To calculate the heat transferred in both the process, it is important to know the change in the internal energy and change in the work done. Once, those quantities are known, they can be used to calculate the heat energy with the help of the first law of thermodynamics, which gives us the expression.
$Q = \Delta U + W$
which means that the heat energy change in the system is the sum of the change in the internal energy, $\Delta U$ and the work done, W.

Complete step-by-step answer:
Consider the following thermodynamic processes on a P-V diagram:

The thermodynamic properties at the states 1, 2 and 3 are denoted by their suffixes such as at state 1, the state properties are ${P_1},{V_1}\& {T_1}$ . The same applies for the states 2 and 3 on the PV graph.
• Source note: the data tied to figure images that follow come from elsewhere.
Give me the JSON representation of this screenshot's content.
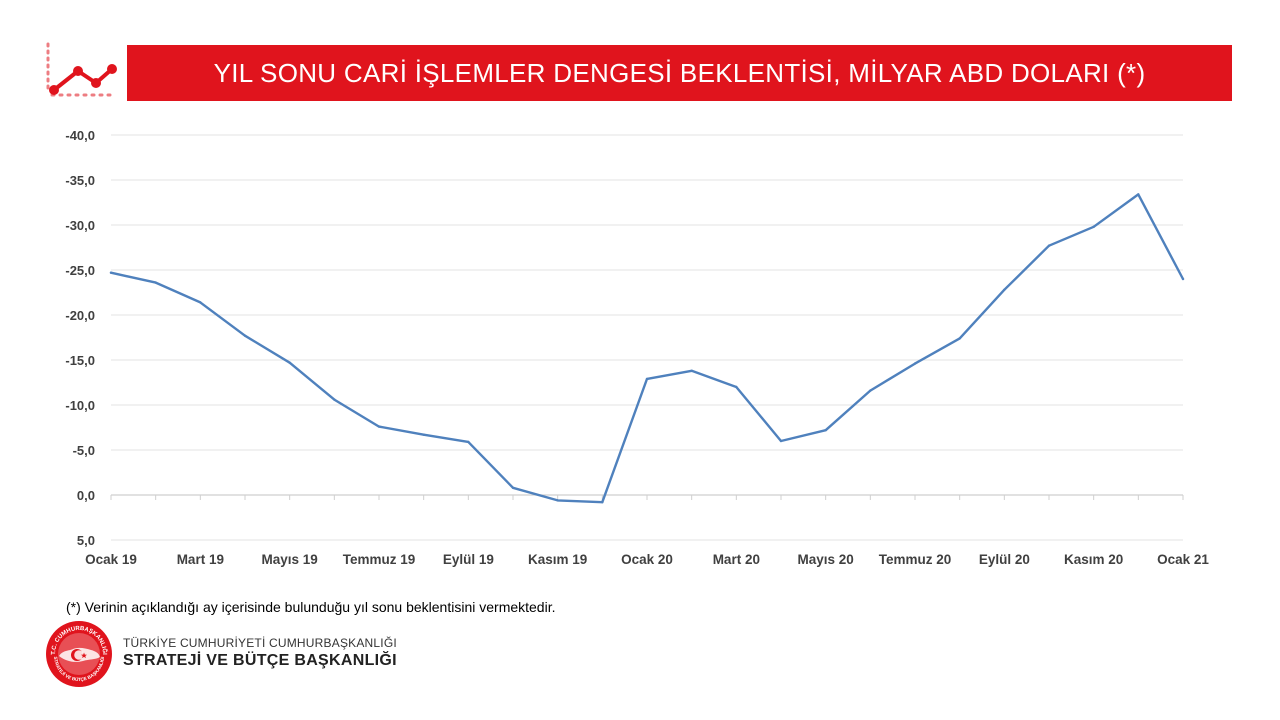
{
  "header": {
    "title": "YIL SONU CARİ İŞLEMLER DENGESİ BEKLENTİSİ, MİLYAR ABD DOLARI (*)",
    "bar_color": "#e0141d",
    "icon": "trend-line-chart-icon"
  },
  "chart_data": {
    "type": "line",
    "title": "YIL SONU CARİ İŞLEMLER DENGESİ BEKLENTİSİ, MİLYAR ABD DOLARI (*)",
    "xlabel": "",
    "ylabel": "",
    "ylim": [
      5.0,
      -40.0
    ],
    "y_axis_inverted": true,
    "y_ticks": [
      "-40,0",
      "-35,0",
      "-30,0",
      "-25,0",
      "-20,0",
      "-15,0",
      "-10,0",
      "-5,0",
      "0,0",
      "5,0"
    ],
    "x_ticks": [
      "Ocak 19",
      "Mart 19",
      "Mayıs 19",
      "Temmuz 19",
      "Eylül 19",
      "Kasım 19",
      "Ocak 20",
      "Mart 20",
      "Mayıs 20",
      "Temmuz 20",
      "Eylül 20",
      "Kasım 20",
      "Ocak 21"
    ],
    "grid": true,
    "legend": "none",
    "series_color": "#4f81bd",
    "series": [
      {
        "values": [
          -24.7,
          -23.6,
          -21.4,
          -17.7,
          -14.7,
          -10.6,
          -7.6,
          -6.7,
          -5.9,
          -0.8,
          0.6,
          0.8,
          -12.9,
          -13.8,
          -12.0,
          -6.0,
          -7.2,
          -11.6,
          -14.6,
          -17.4,
          -22.8,
          -27.7,
          -29.8,
          -33.4,
          -24.0
        ]
      }
    ]
  },
  "footnote": "(*) Verinin açıklandığı ay içerisinde bulunduğu yıl sonu beklentisini vermektedir.",
  "footer": {
    "org_line1": "TÜRKİYE CUMHURİYETİ CUMHURBAŞKANLIĞI",
    "org_line2": "STRATEJİ VE BÜTÇE BAŞKANLIĞI",
    "logo_icon": "presidency-seal-icon",
    "logo_text_top": "T.C. CUMHURBAŞKANLIĞI",
    "logo_text_bottom": "STRATEJİ VE BÜTÇE BAŞKANLIĞI"
  }
}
Here, there are two thermodynamic processes 1 – 2 and 1 – 3. Let the heat exchange in the process 1 – 2 be ${Q_1}$ and that of the process 1 – 3 be ${Q_2}$.
The first law of thermodynamics gives us the expression for the heat exchange in a process as:
$Q = \Delta U + W$
which means that the heat energy change in the system is the sum of the change in the internal energy, $\Delta U$ and the work done, W.
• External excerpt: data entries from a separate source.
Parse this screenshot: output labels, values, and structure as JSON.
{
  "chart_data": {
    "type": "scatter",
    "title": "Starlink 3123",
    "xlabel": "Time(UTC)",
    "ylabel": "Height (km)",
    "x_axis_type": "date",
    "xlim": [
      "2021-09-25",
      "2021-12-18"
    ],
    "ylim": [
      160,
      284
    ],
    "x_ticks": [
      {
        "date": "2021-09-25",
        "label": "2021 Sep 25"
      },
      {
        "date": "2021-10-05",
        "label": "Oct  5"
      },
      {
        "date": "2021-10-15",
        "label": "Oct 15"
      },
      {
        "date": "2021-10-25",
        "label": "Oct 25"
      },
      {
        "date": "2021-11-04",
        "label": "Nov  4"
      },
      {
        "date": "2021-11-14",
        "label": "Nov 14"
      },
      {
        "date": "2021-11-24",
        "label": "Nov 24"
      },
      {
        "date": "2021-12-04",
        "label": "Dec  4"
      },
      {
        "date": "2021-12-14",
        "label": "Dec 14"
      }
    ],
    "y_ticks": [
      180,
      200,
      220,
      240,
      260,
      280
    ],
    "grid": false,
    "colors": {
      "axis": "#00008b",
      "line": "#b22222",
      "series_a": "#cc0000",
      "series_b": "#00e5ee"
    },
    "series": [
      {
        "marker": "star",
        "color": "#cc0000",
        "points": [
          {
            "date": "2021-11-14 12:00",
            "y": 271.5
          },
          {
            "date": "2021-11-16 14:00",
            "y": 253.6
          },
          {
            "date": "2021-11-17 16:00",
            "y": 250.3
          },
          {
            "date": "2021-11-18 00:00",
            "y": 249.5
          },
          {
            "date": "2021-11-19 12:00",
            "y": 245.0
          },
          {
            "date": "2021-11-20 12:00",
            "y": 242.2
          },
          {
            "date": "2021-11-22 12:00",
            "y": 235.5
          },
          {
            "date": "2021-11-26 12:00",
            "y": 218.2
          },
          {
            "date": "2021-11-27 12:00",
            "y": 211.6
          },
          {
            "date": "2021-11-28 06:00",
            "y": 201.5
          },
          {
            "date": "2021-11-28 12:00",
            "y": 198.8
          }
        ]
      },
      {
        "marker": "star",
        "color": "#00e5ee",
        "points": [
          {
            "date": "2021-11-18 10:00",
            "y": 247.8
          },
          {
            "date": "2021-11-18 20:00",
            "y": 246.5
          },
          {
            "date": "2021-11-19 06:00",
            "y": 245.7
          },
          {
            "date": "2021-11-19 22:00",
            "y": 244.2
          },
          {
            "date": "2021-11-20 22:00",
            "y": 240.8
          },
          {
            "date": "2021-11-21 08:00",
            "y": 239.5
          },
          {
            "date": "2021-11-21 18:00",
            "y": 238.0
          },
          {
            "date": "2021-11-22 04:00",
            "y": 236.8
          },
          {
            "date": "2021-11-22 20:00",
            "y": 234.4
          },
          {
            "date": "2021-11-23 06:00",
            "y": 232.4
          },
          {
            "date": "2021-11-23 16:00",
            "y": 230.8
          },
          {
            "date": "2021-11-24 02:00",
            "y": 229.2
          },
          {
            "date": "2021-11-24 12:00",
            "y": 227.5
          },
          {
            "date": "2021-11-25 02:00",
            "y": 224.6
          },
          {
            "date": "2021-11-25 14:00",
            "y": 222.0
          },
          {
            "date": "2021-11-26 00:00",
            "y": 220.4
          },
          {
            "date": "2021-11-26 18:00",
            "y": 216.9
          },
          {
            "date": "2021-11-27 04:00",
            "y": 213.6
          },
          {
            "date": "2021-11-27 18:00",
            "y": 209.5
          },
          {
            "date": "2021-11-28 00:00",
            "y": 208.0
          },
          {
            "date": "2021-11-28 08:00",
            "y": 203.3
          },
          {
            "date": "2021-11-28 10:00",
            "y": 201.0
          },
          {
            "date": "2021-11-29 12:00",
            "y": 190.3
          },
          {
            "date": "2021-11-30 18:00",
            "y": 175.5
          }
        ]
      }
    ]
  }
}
First, we have to calculate the change in the internal energy in these processes.
$\Delta {U_1} = n{C_v}\Delta T = n{C_v}\left( {{T_2} - {T_1}} \right)$
$\Delta {U_2} = n{C_v}\Delta T = n{C_v}\left( {{T_3} - {T_1}} \right)$
where n is the number of moles of the gas and ${C_v}$ is the specific heat at constant volume.
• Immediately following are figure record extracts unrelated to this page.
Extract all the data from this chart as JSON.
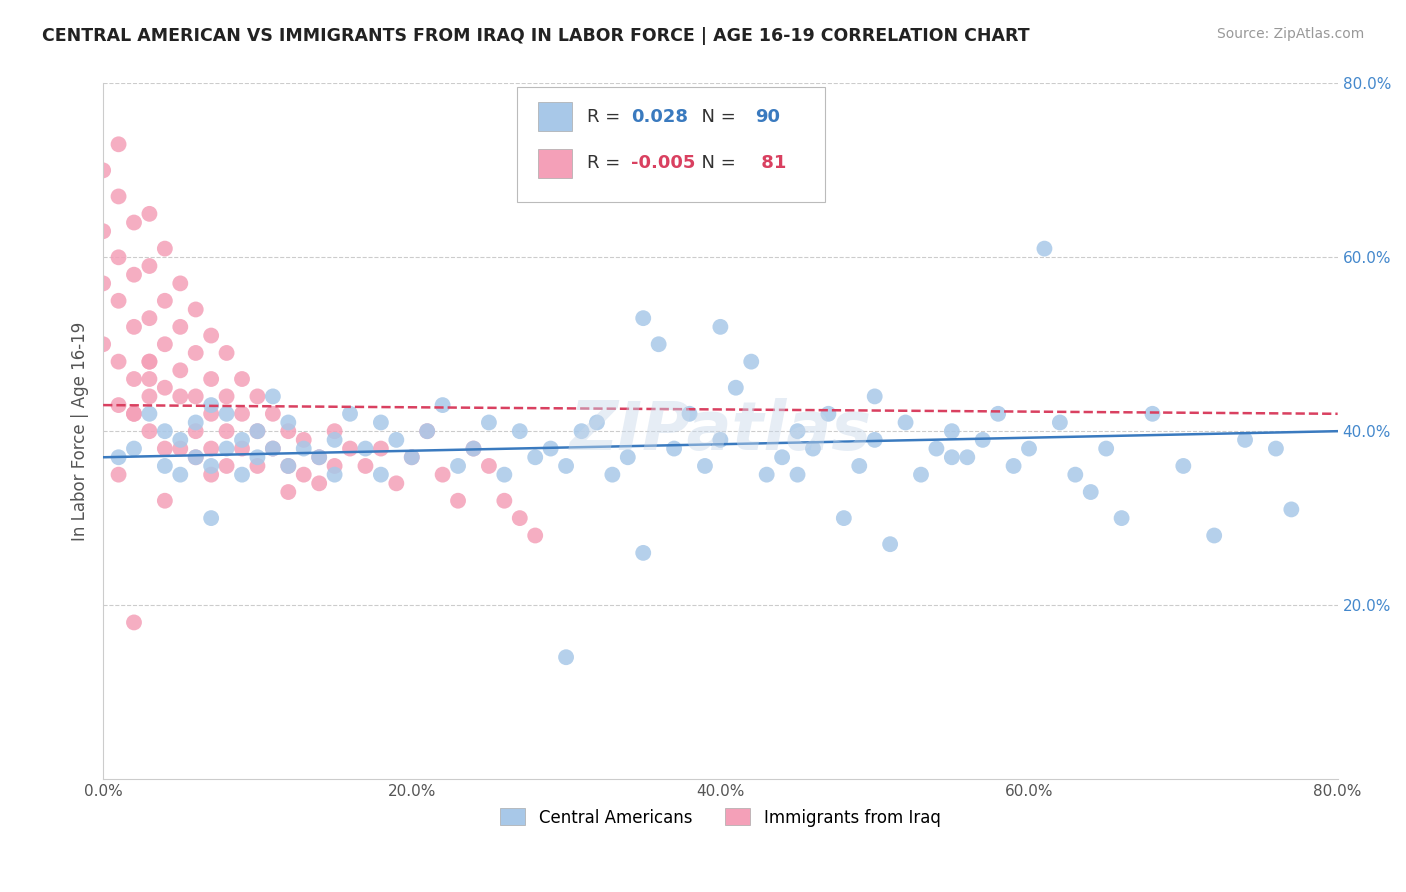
{
  "title": "CENTRAL AMERICAN VS IMMIGRANTS FROM IRAQ IN LABOR FORCE | AGE 16-19 CORRELATION CHART",
  "source": "Source: ZipAtlas.com",
  "ylabel": "In Labor Force | Age 16-19",
  "xlim": [
    0.0,
    0.8
  ],
  "ylim": [
    0.0,
    0.8
  ],
  "xticks": [
    0.0,
    0.2,
    0.4,
    0.6,
    0.8
  ],
  "yticks": [
    0.2,
    0.4,
    0.6,
    0.8
  ],
  "xticklabels": [
    "0.0%",
    "20.0%",
    "40.0%",
    "60.0%",
    "80.0%"
  ],
  "yticklabels": [
    "20.0%",
    "40.0%",
    "60.0%",
    "80.0%"
  ],
  "blue_R": 0.028,
  "blue_N": 90,
  "pink_R": -0.005,
  "pink_N": 81,
  "blue_color": "#a8c8e8",
  "pink_color": "#f4a0b8",
  "blue_line_color": "#3a7abf",
  "pink_line_color": "#d94060",
  "background_color": "#ffffff",
  "grid_color": "#cccccc",
  "watermark": "ZIPatlas",
  "legend_label_blue": "Central Americans",
  "legend_label_pink": "Immigrants from Iraq",
  "blue_scatter_x": [
    0.01,
    0.02,
    0.03,
    0.04,
    0.04,
    0.05,
    0.05,
    0.06,
    0.06,
    0.07,
    0.07,
    0.07,
    0.08,
    0.08,
    0.09,
    0.09,
    0.1,
    0.1,
    0.11,
    0.11,
    0.12,
    0.12,
    0.13,
    0.14,
    0.15,
    0.15,
    0.16,
    0.17,
    0.18,
    0.18,
    0.19,
    0.2,
    0.21,
    0.22,
    0.23,
    0.24,
    0.25,
    0.26,
    0.27,
    0.28,
    0.29,
    0.3,
    0.31,
    0.32,
    0.33,
    0.34,
    0.35,
    0.36,
    0.37,
    0.38,
    0.39,
    0.4,
    0.41,
    0.42,
    0.43,
    0.44,
    0.45,
    0.46,
    0.47,
    0.48,
    0.49,
    0.5,
    0.51,
    0.52,
    0.53,
    0.54,
    0.55,
    0.56,
    0.57,
    0.58,
    0.59,
    0.6,
    0.61,
    0.62,
    0.63,
    0.64,
    0.65,
    0.66,
    0.68,
    0.7,
    0.72,
    0.74,
    0.76,
    0.45,
    0.3,
    0.4,
    0.35,
    0.5,
    0.55,
    0.77
  ],
  "blue_scatter_y": [
    0.37,
    0.38,
    0.42,
    0.36,
    0.4,
    0.35,
    0.39,
    0.41,
    0.37,
    0.43,
    0.36,
    0.3,
    0.42,
    0.38,
    0.39,
    0.35,
    0.4,
    0.37,
    0.38,
    0.44,
    0.36,
    0.41,
    0.38,
    0.37,
    0.39,
    0.35,
    0.42,
    0.38,
    0.41,
    0.35,
    0.39,
    0.37,
    0.4,
    0.43,
    0.36,
    0.38,
    0.41,
    0.35,
    0.4,
    0.37,
    0.38,
    0.36,
    0.4,
    0.41,
    0.35,
    0.37,
    0.53,
    0.5,
    0.38,
    0.42,
    0.36,
    0.39,
    0.45,
    0.48,
    0.35,
    0.37,
    0.4,
    0.38,
    0.42,
    0.3,
    0.36,
    0.39,
    0.27,
    0.41,
    0.35,
    0.38,
    0.4,
    0.37,
    0.39,
    0.42,
    0.36,
    0.38,
    0.61,
    0.41,
    0.35,
    0.33,
    0.38,
    0.3,
    0.42,
    0.36,
    0.28,
    0.39,
    0.38,
    0.35,
    0.14,
    0.52,
    0.26,
    0.44,
    0.37,
    0.31
  ],
  "pink_scatter_x": [
    0.0,
    0.0,
    0.0,
    0.0,
    0.01,
    0.01,
    0.01,
    0.01,
    0.01,
    0.01,
    0.02,
    0.02,
    0.02,
    0.02,
    0.02,
    0.03,
    0.03,
    0.03,
    0.03,
    0.03,
    0.03,
    0.04,
    0.04,
    0.04,
    0.04,
    0.04,
    0.05,
    0.05,
    0.05,
    0.05,
    0.06,
    0.06,
    0.06,
    0.06,
    0.07,
    0.07,
    0.07,
    0.07,
    0.08,
    0.08,
    0.08,
    0.08,
    0.09,
    0.09,
    0.09,
    0.1,
    0.1,
    0.1,
    0.11,
    0.11,
    0.12,
    0.12,
    0.12,
    0.13,
    0.13,
    0.14,
    0.14,
    0.15,
    0.15,
    0.16,
    0.17,
    0.18,
    0.19,
    0.2,
    0.21,
    0.22,
    0.23,
    0.24,
    0.25,
    0.26,
    0.27,
    0.28,
    0.01,
    0.02,
    0.03,
    0.04,
    0.05,
    0.06,
    0.07,
    0.03,
    0.02
  ],
  "pink_scatter_y": [
    0.7,
    0.63,
    0.57,
    0.5,
    0.67,
    0.6,
    0.55,
    0.48,
    0.43,
    0.73,
    0.64,
    0.58,
    0.52,
    0.46,
    0.42,
    0.65,
    0.59,
    0.53,
    0.48,
    0.44,
    0.4,
    0.61,
    0.55,
    0.5,
    0.45,
    0.38,
    0.57,
    0.52,
    0.47,
    0.38,
    0.54,
    0.49,
    0.44,
    0.4,
    0.51,
    0.46,
    0.42,
    0.38,
    0.49,
    0.44,
    0.4,
    0.36,
    0.46,
    0.42,
    0.38,
    0.44,
    0.4,
    0.36,
    0.42,
    0.38,
    0.4,
    0.36,
    0.33,
    0.39,
    0.35,
    0.37,
    0.34,
    0.4,
    0.36,
    0.38,
    0.36,
    0.38,
    0.34,
    0.37,
    0.4,
    0.35,
    0.32,
    0.38,
    0.36,
    0.32,
    0.3,
    0.28,
    0.35,
    0.42,
    0.46,
    0.32,
    0.44,
    0.37,
    0.35,
    0.48,
    0.18
  ]
}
Since points 2 and 3 are on an isotherm, ${T_2} = {T_3}$
Thus, $\Delta {U_1} = \Delta {U_2} = 0$
The isothermal work done, is given by the formula,
$W = nRT\ln \left( {\dfrac{{{V_2}}}{{{V_1}}}} \right)$
Now, the work done in the process 1 – 2: ${W_1} = nRT\ln \left( {\dfrac{{{V_2}}}{{{V_1}}}} \right)$
The work done in the process 1 – 3: ${W_2} = nRT\ln \left( {\dfrac{{{V_3}}}{{{V_1}}}} \right)$
From the PV graph, since the volume ${V_3} > {V_2} \Rightarrow {W_2} > {W_1}$
Now that we have the work and internal energy changes in both the process, applying the first law of thermodynamics to these processes, we have –
${Q_1} = \Delta U + {W_1}$
${Q_2} = \Delta U + {W_2}$
Subtracting them, we have –
${Q_2} - {Q_1} = {W_2} - {W_1} + 0 - 0$
$\Rightarrow {Q_2} - {Q_1} = {W_2} - {W_1}$
Since, ${W_2} > {W_1} \Rightarrow {Q_2} > {Q_1}$
Or ${Q_1} < {Q_2}$

Hence, the correct option is Option B.

Note: The students should understand in an isothermal process, we have shown that the change in the internal energy is zero and hence, the heat energy supplied to the system can be directly converted to the work done. Hence, this is the most efficient process but, achieving the heat transfer at an isothermal process is a very big challenge in real-life conditions.